Four employees of the Hollywood Hills nursing home in Florida will face criminal charges related to the deaths of a dozen residents due to heat exposure after Hurricane Irma in 2017.
The New York Times first reported plans to charge the employees, a group that includes the administrator, a charge nurse, and two other nurses, on Saturday; The Associated Press reported on Monday that the administrator and two of the nurses had turned themselves in.
Reuters reported Monday that the fourth defendant was taken into custody, citing the lawyers David Frankel and Lawrence Hashish.
Eight residents died on September 13, 2017, at the Rehabilitation Center at Hollywood Hills in Hollywood, Fla., when the facility’s air conditioners failed after Hurricane Irma. Several more residents died in the weeks after, and their deaths were ruled homicides by a local medical examiner. The skilled nursing facility was eventually shut down.

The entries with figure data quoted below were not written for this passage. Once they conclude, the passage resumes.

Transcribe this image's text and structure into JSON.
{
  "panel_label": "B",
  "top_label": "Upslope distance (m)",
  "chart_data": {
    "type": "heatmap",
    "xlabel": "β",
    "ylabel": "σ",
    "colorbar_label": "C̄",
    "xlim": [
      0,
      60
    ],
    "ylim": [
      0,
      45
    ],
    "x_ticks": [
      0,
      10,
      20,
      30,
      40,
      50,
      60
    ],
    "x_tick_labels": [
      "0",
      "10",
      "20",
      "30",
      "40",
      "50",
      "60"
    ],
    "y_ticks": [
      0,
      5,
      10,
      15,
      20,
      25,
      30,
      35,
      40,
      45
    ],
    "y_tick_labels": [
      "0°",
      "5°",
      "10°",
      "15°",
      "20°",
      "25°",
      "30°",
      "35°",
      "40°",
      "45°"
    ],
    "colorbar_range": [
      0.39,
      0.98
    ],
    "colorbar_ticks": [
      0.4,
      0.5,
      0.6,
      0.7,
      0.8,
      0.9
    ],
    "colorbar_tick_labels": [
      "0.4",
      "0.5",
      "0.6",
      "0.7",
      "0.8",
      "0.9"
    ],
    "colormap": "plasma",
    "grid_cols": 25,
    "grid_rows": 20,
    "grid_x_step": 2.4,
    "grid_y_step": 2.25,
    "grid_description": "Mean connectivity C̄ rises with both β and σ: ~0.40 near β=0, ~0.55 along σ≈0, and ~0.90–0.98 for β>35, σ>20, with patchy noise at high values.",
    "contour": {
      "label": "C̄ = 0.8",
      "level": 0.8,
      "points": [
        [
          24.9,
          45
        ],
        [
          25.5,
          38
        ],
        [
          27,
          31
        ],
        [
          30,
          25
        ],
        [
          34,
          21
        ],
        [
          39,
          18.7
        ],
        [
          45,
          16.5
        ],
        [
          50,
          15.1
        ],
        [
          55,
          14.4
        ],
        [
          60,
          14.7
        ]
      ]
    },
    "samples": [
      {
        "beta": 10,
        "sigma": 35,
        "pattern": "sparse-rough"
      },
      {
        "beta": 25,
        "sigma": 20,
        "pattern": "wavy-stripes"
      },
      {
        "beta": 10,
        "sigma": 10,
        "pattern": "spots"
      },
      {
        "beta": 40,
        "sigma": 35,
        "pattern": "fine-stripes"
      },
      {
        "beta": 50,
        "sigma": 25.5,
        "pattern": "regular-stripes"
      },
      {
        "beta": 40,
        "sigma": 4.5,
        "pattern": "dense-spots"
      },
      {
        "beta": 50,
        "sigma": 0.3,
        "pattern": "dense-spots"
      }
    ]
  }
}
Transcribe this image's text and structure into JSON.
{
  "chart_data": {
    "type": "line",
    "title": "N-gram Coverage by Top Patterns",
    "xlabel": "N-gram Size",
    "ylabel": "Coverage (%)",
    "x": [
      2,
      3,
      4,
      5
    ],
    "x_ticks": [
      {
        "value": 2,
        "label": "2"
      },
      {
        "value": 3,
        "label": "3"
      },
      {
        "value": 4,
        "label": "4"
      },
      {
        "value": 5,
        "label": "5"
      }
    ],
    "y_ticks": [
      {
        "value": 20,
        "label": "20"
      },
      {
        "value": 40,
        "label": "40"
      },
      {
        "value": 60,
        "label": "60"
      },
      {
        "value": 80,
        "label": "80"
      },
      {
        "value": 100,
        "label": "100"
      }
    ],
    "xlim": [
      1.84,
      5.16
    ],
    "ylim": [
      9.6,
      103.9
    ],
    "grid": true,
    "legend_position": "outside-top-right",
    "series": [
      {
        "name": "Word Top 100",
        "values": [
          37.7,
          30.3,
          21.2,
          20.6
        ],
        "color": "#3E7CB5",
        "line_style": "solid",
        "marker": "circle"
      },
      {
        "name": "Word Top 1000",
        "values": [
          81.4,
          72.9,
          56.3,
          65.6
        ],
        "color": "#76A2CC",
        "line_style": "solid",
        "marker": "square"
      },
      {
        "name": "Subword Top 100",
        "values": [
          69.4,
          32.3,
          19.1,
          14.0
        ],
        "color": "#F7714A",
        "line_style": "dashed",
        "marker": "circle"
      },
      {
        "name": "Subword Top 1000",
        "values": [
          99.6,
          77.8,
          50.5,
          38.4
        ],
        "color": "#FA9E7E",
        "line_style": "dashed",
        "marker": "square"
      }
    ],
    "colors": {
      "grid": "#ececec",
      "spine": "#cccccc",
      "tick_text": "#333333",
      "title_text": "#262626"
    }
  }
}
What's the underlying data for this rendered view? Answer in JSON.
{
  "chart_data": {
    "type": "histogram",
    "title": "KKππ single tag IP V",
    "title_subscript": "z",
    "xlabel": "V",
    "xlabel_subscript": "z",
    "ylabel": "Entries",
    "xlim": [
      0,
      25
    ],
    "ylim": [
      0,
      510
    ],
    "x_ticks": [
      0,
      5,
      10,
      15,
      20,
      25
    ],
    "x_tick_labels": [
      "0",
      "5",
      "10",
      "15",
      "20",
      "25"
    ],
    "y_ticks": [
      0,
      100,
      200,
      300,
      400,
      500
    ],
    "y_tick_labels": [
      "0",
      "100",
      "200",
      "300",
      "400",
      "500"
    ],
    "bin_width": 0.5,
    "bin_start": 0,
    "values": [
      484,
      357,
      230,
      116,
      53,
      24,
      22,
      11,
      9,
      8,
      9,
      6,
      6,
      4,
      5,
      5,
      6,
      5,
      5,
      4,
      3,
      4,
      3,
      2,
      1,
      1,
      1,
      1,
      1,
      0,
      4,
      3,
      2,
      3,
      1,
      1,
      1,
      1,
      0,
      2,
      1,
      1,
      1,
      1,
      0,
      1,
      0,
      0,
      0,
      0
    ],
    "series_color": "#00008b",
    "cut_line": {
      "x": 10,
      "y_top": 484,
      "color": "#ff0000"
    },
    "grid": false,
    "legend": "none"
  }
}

Investigations by Florida and the United States Senate found that some nurses failed to properly record patient information, and that gaps in state and federal oversight played a role in poor decision-making by the facility’s administrators, the New York Times noted.
Frankel, the charge nurse’s lawyer, told the paper he believed his client would be charged with 12 counts of manslaughter; other lawyers said they expected manslaughter to be among the charges, though they did not know which ones would be filed.
The deaths at the Hollywood Hills facility put emergency preparation for SNFs in the spotlight across the country. The state of Florida issued updated emergency preparedness rules for SNFs shortly after the deaths at the Hollywood Hills facility, but later a judge invalidated them, on the grounds that then-Gov. Rick Scott “failed to demonstrate the existence of an immediate danger.”
Eventually the Florida SNF sector agreed to modified rules that require operators to maintain sources of backup electricity in case of a power outage.
Hollywood police have scheduled a news conference for Tuesday, the South Florida Sun Sentinel noted in a deep dive on the conditions that led to the resident deaths after Irma.